In Penslar’s eyes, Israel is the “stronger party” in an “asymmetrical conflict” and “the stronger party’s hatreds do greater harm to the weaker party than the other way around.” But this begs the question: Who is actually the stronger party? Behind Hamas stands Hezbollah and Iran—a hostile, Holocaust-denying state of over 100 million people. There is one Jewish state in the world, and 22 Arab states. There are perhaps 7 million Jews in Israel, and another 8 million Jews worldwide, against a total of 1.8 billion Muslims. Israel is encircled by hostile entities set on its destruction. Where is the asymmetry here?
Anti-Zionism cannot be antisemitic, Penslar seems to think, if there is no emotion of Jew-hatred behind it. But the argument that Israel is illegitimate and therefore must be dismantled is itself antisemitic. Yes, the anti-Zionist may feel righteous anger, rather than hatred, as Penslar argues. But splitting emotional hairs is not the point—racism is structural. When anti-Zionism envisions, as it must, the ruin of the Jewish state, it becomes a racist polemic.

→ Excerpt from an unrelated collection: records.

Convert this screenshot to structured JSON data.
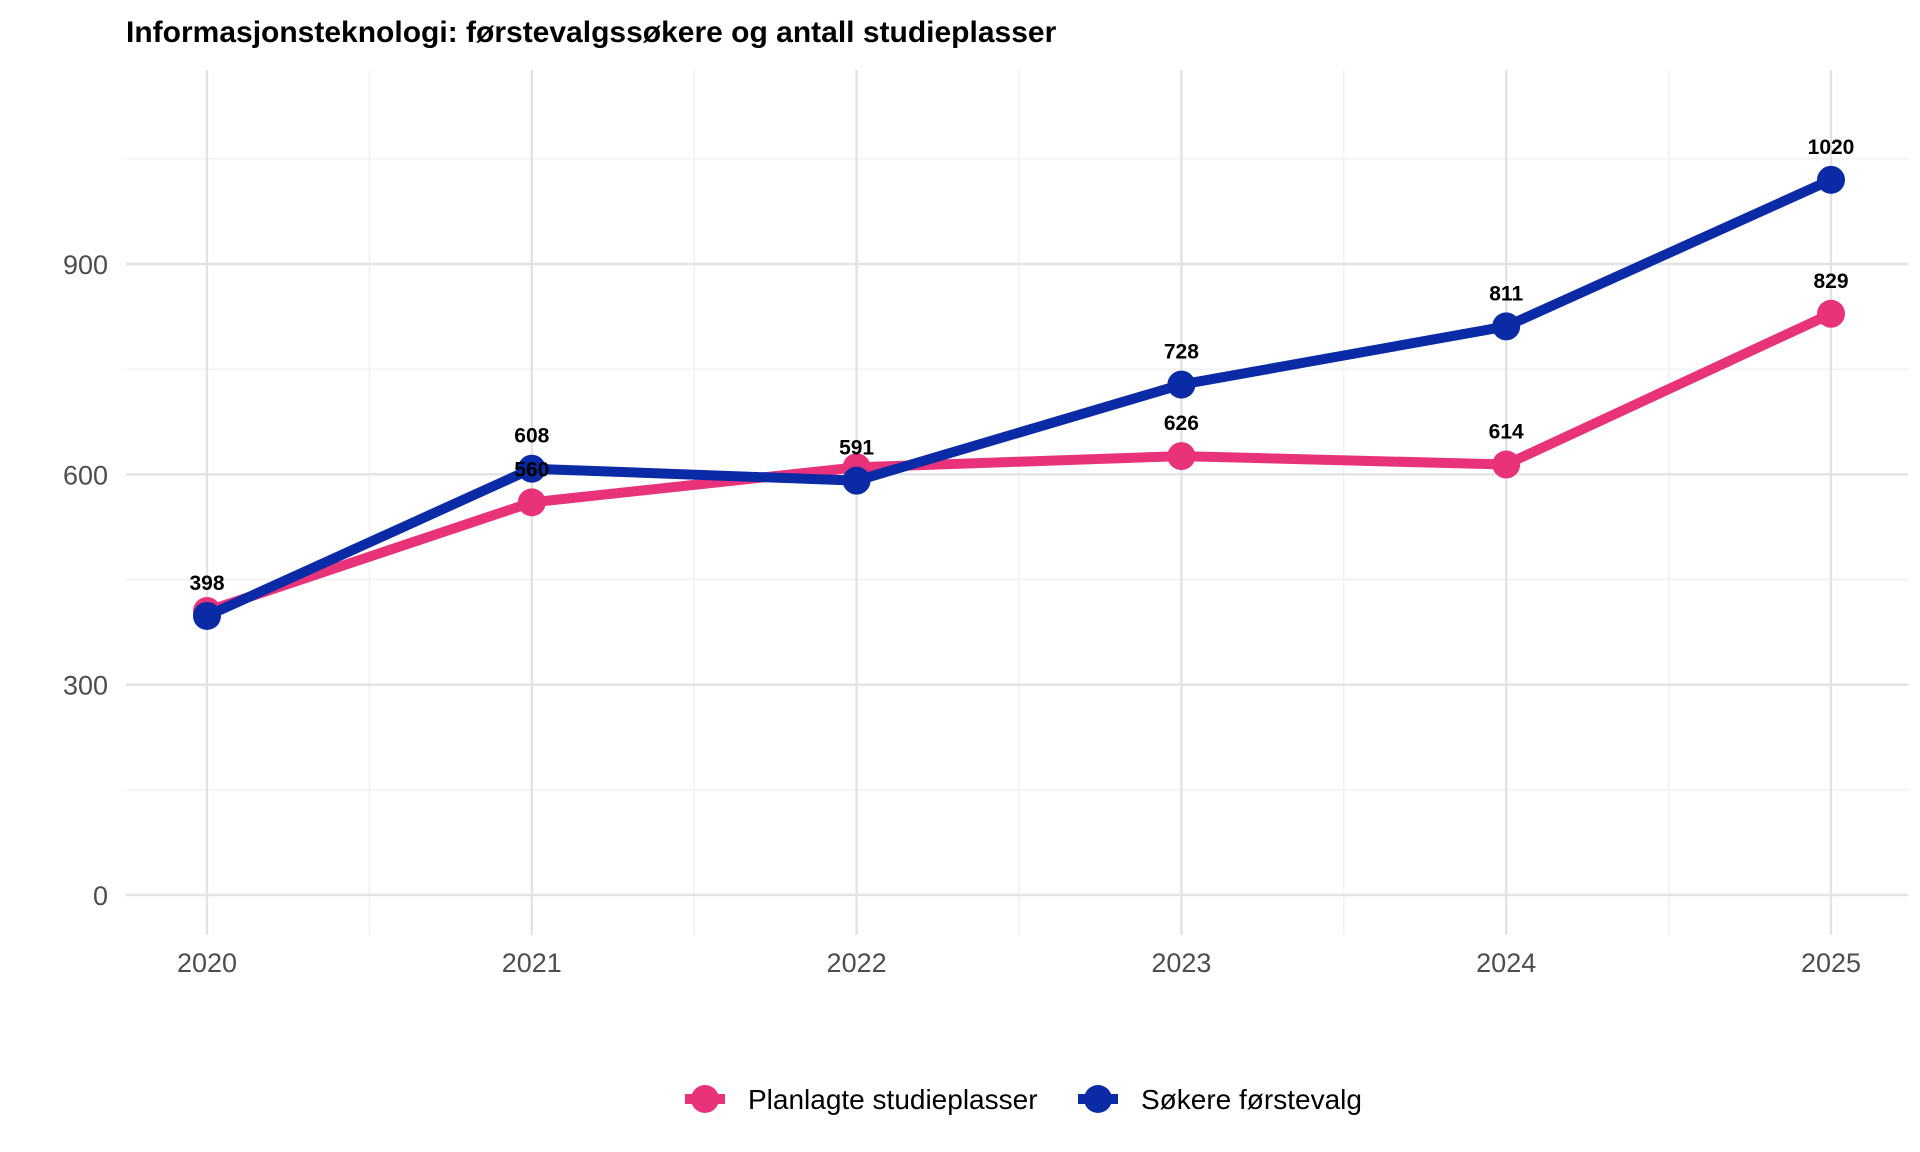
{
  "chart_data": {
    "type": "line",
    "title": "Informasjonsteknologi: førstevalgssøkere og antall studieplasser",
    "xlabel": "",
    "ylabel": "",
    "categories": [
      "2020",
      "2021",
      "2022",
      "2023",
      "2024",
      "2025"
    ],
    "ylim": [
      -55,
      1145
    ],
    "yticks": [
      0,
      300,
      600,
      900
    ],
    "grid": true,
    "legend_position": "bottom",
    "series": [
      {
        "name": "Planlagte studieplasser",
        "color": "#e8337a",
        "values": [
          405,
          560,
          610,
          626,
          614,
          829
        ],
        "labels": [
          "",
          "560",
          "",
          "626",
          "614",
          "829"
        ]
      },
      {
        "name": "Søkere førstevalg",
        "color": "#0a2aa6",
        "values": [
          398,
          608,
          591,
          728,
          811,
          1020
        ],
        "labels": [
          "398",
          "608",
          "591",
          "728",
          "811",
          "1020"
        ]
      }
    ]
  }
}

In August 2023, Penslar signed a petition circulated by a group called Academics4peace. The word “apartheid” appears three times in the petition, as a description of life in the West Bank. In his books, too, Penslar has described the situation in the West Bank as apartheid, even though over 90% of Palestinians there are governed not by Israel but by the Palestinian Authority, which oppresses its population for its own reasons. The point of calling Israel an apartheid regime is clear: to suggest that it must go the way of white-led South Africa. Arafat said about Yitzhak Rabin, “He is not a de Gaulle. Let him be at least a de Klerk.” Algeria without its pieds-noirs would have been the best case scenario; the other possibility was a Palestinian majority ruling over Jews, like Blacks in post-apartheid South Africa. So it is for the campus left: The “settler-colonialist” Jewish state, like white South Africa or French Algeria, must be destroyed.

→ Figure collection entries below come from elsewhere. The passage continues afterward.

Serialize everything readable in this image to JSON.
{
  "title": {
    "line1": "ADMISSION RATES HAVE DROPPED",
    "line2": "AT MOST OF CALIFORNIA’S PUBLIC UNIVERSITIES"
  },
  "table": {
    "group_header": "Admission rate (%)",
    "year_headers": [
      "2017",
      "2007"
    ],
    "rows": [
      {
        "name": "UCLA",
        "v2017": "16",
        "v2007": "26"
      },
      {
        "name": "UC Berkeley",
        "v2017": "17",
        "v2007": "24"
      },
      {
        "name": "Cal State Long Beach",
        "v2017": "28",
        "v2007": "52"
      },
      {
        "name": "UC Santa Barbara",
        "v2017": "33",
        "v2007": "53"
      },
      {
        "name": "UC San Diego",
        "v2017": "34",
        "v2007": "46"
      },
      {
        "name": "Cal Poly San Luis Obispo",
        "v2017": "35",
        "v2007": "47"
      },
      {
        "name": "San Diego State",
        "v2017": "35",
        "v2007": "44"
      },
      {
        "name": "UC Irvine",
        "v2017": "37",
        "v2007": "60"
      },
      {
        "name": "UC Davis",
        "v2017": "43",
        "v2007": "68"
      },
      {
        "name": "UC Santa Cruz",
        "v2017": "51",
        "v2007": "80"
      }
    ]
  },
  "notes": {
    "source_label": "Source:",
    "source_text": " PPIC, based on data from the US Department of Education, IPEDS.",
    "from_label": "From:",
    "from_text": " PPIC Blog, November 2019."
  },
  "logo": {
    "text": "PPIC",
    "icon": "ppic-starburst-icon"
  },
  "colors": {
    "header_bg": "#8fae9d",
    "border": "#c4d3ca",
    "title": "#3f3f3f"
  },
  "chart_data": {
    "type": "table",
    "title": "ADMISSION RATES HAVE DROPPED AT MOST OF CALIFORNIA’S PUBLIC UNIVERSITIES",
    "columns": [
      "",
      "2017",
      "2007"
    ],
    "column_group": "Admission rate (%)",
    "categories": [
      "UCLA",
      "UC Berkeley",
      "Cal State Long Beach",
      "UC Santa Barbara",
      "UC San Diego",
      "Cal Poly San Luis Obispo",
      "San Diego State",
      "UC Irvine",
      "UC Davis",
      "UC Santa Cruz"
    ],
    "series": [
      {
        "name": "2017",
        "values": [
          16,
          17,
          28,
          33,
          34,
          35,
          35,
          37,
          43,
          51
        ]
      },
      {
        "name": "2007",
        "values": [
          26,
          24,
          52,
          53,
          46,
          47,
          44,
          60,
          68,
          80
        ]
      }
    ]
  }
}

In Zionism: An Emotional State, Penslar says that the word Zionism has “signified the Israeli state’s paradoxical blend of vulnerability and strength, achievement and unfulfilled purpose.” When the world ignores Israel’s vulnerability and sees only its military strength, antisemitism begins to triumph. Since Oct. 7, Israel has been painted as an aggressor nation, its weakness in the face of terror discounted utterly.
In Zionism, Penslar evokes Herzl’s “uncommonly handsome” countenance, which “connoted prophetic insight, serenity without indifference, and composure without nonchalance.” Penslar explores Herzl’s neurotic character, but also venerates the proud, steady image he projected on behalf of Jews. If we are to get back to Herzl’s nobility, and his hope for Jewish self-sufficiency, we need be united enough as Jews to call things by their true names. The wish to delegitimize Israel—otherwise known as anti-Zionism—is nothing but antisemitism. The U.S. and EU agree on that. Why doesn’t Derek Penslar?